© Staatliche Museen zu Berlin, Preußischer Kulturbesitz

Benvenuto Tisi gen. Garofalo (Garofalo um 1476 - Ferrara 1559)

Verkündigung an Maria

Pappelholz, 32,5 x 26,5 cm
Erworben mit der Sammlung Giustiniani 1815, erster Vorbesitzer Marchese Vincenzo Giustiniani, Rom.
Salerno (Inv. 1638) 1960, II, S. 143, No. 139. - Landon 1812, S. 127, Abb. 60, 2. - Delaroche 1812, No. 7. – Verzeichniss 1826, No. 6.

Berlin, Staatliche Museen zu Berlin, Gemäldegalerie; Kat. Nr. 258.
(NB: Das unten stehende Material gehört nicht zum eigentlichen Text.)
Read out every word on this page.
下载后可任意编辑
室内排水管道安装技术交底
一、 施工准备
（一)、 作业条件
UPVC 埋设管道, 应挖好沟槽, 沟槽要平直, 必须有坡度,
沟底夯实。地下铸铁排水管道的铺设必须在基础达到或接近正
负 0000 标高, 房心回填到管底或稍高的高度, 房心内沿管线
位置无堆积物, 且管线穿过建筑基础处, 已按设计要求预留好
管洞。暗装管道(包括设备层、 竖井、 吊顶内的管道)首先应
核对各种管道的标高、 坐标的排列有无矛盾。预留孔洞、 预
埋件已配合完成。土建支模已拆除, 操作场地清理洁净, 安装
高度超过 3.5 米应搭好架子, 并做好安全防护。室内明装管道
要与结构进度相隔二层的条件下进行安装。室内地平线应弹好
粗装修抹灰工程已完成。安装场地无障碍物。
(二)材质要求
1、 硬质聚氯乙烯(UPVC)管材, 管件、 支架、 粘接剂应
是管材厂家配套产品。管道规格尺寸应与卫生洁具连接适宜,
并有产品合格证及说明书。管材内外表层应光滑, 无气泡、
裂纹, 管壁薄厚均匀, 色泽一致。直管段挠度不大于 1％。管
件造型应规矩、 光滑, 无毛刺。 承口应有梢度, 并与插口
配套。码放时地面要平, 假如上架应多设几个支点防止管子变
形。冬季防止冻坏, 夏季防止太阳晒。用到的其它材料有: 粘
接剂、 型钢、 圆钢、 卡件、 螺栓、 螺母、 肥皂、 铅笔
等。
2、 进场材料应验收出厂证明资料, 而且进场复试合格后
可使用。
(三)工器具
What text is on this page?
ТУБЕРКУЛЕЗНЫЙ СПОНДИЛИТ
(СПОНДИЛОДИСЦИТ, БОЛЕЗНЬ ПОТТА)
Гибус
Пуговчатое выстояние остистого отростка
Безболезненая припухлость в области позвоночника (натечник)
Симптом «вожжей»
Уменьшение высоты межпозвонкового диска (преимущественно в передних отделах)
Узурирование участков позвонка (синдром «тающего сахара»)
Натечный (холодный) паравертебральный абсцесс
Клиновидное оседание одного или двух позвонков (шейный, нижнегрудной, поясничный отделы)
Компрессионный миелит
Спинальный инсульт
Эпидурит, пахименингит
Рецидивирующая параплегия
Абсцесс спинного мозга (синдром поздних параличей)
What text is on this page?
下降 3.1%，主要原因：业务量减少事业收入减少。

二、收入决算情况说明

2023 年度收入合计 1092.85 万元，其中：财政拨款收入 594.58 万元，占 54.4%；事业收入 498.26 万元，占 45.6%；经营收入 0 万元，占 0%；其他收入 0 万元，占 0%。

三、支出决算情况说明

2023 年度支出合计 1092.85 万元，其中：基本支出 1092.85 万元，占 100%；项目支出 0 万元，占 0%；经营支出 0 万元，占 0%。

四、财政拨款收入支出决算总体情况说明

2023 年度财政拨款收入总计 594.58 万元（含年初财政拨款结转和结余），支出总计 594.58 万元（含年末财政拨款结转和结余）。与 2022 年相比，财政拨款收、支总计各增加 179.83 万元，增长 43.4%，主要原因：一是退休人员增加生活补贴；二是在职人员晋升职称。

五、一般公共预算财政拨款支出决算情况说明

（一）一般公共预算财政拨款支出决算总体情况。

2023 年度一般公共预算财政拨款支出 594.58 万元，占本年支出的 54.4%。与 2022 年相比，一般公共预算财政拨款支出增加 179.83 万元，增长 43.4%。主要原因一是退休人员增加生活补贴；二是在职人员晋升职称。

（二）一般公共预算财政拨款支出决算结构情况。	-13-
Maria kniet lesend vor ihrem Betpult, als der Engel mit flatterndem Gewand in ihr Gemach schwebt und ihr, gen Himmel weisend, die frohe Botschaft überbringt. Maria hält affektiv ihre Linke vor die Brust, eine Geste, die Erschrecken über ihre Erwähltheit als Gottesgebärerin und zugleich Annahme des ihr von Gott zugedachten Schicksals ausdrücken dürfte. Im rechten Hintergrund, als räumliche Angabe, ist ihre Bettstatt zu erkennnen.

Die Identifizierung mit einer im Inventar des Jahres 1638 erwähnten Tafel ist an einem Punkt schwierig. Auf dem Gemälde soll laut Beschreibung zusätzlich zu dem Figurenpersonal eine Taube, Zeichen des Heiligen Geistes, dargestellt sein, die auf dem Berliner Gemälde jedoch nicht zu entdecken ist: "Un quadro picciolo con l’Angelo che annuncia alla Madonna, et lo Spirito Santo in forma di una colomba depinto in tavola alta palmi 2 – Lar. 1- inc.a con cornice negra." Die Zuschreibungsfrage ist eindeutiger zu klären. Wenn auch der Inventareintrag von 1638 keinen Malernamen mit der Tafel verbindet, so schreibt doch bereits Landon das Berliner Gemälde Garofalo zu und verweist auf seine mögliche Funktion als ausgearbeitete Skizze für ein größeres Gemälde. Heute gilt es als Werkstattarbeit.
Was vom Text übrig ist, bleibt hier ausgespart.